Greenspan’s final
7 months at Fed may
count the most
By Meg Richards
Associated Press
NEW YORK » With seven months left in his term, Federal Reserve Chairman Alan Greenspan is trying to win back business confidence, manage interest rate policy and keep a cork on inflation, all with an eye toward the legacy he'll leave his successor.
It's a tricky balancing act, but Wall Street seems confident the avuncular Fed chief of 18 years can pull it off -- and perhaps goose growth in the second half while he's doing it.
It goes without saying that Greenspan will want to make the most of his speaking opportunities during his final months in the job. He's proven himself a remarkable steadying influence on the market; a case in point was the performance of stocks on Thursday. Wall Street got off to a slow start, but ended on a positive note after Greenspan delivered a bullish assessment of the economy to Congress. The fact that he'll stay in office through the end of the year has many analysts feeling upbeat about the rest of 2005.
"This will be a good year in the market. It may not be a great year, but it'll be a good year. Greenspan isn't going to let this fall apart," said Michael Murphy, managing partner at the Piney Run Group in Baltimore. "There's just so much respect for him, no one questions him. He's the guy who moves the market. My concern is going to be for next year, when they try to replace him. You know how the market hates uncertainty."
Investors have been preoccupied with interest rates lately, trying to gauge how much higher they'll go. The Fed has raised rates rate eight times over the past 12 months, and Greenspan hinted to lawmakers that the gradual tightening was likely to continue. The Fed's Open Market Committee is widely expected to raise the federal funds rate by another quarter-point to 3.25 percent at their next meeting, set for June 29-30.
Most market seers believe one of Greenspan's goals is to deliver a neutral monetary policy to whoever replaces him when his term ends Jan. 31, 2006. That probably means a bit more tightening after the June meeting, not less, said Jack Caffrey, equities strategist at J.P. Morgan Private Bank in New York. It's just one of many factors Greenspan will weigh as he navigates this period.
"You don't want to let inflation get out of the bag. ... Hence, making sure we keep a measured pace of reduction in the accommodative monetary policy. Alternatively, you don't want to overtighten and get blamed for the next recession," Caffrey said. "As much as you think after 18 years that you know what you're doing, in some sense, from a legacy perspective, the stakes are a bit higher now. There will be no more chance for a comeback after February of 2006."
There's a good deal of speculation already about who will replace Greenspan, who is 79. The White House will not discuss personnel issues, but several possible successors have been mentioned in financial circles, including Martin Feldstein, 65, an economics professor at Harvard University and president of the National Bureau of Economic Research; R. Glenn Hubbard, 46, dean of Columbia University's graduate school of business and an economics professor; and Ben Bernanke, 51, a member of the Fed board since August 2002 and Bush's pick to become chairman of the Council of Economic Advisers.
Before a new chairman is chosen, Greenspan must tackle an intimidating to-do list, said Peter Morici, a professor at the Robert H. Smith School of Business at the University of Maryland.
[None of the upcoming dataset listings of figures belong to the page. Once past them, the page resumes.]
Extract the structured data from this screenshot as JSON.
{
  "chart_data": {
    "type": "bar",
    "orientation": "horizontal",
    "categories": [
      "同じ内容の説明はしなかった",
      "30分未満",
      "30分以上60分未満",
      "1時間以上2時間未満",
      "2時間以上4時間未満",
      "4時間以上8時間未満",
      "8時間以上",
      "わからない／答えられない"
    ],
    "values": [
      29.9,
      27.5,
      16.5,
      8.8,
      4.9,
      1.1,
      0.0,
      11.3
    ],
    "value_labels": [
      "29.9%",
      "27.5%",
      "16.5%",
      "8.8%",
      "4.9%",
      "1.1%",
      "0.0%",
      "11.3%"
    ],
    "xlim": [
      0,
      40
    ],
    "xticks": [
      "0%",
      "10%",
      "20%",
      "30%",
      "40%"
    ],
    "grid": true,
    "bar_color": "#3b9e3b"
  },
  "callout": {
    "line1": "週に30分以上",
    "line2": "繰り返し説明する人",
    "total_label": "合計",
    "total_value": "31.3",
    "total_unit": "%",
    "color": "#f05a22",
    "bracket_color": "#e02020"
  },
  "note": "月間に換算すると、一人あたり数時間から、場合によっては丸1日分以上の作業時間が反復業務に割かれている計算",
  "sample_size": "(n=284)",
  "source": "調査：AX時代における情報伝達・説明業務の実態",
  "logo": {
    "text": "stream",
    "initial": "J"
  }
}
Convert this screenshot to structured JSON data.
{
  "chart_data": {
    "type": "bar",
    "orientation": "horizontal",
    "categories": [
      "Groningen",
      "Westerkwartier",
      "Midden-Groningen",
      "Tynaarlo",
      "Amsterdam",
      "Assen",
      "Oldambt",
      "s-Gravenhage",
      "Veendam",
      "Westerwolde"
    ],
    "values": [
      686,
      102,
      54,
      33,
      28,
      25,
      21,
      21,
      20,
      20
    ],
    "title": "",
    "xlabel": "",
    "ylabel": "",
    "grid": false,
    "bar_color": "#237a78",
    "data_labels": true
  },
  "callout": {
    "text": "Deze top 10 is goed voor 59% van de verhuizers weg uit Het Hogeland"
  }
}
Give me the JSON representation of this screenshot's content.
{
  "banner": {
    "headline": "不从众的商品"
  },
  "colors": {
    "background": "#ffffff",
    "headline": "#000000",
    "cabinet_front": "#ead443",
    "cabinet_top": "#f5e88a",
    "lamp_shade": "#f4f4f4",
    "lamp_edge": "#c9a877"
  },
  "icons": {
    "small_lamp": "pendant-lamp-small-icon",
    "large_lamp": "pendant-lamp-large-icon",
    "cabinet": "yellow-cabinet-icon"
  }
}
Among other things, he probably would like to engineer a reacceleration in growth that doesn't rely so much on consumer spending and borrowing from overseas. That means rekindling domestic business investment, which could go a long way toward boosting overall productivity growth, Morici said.
Greenspan is also looking to get short-term interest rates up to a level that will be make monetary policy a useful tool for his successor; rates need to be high enough that lowering them will be a viable option when recession next threatens. It also would be nice to leave his successor with an environment where the United States isn't overly dependent on foreign debt to fuel consumer spending and power growth.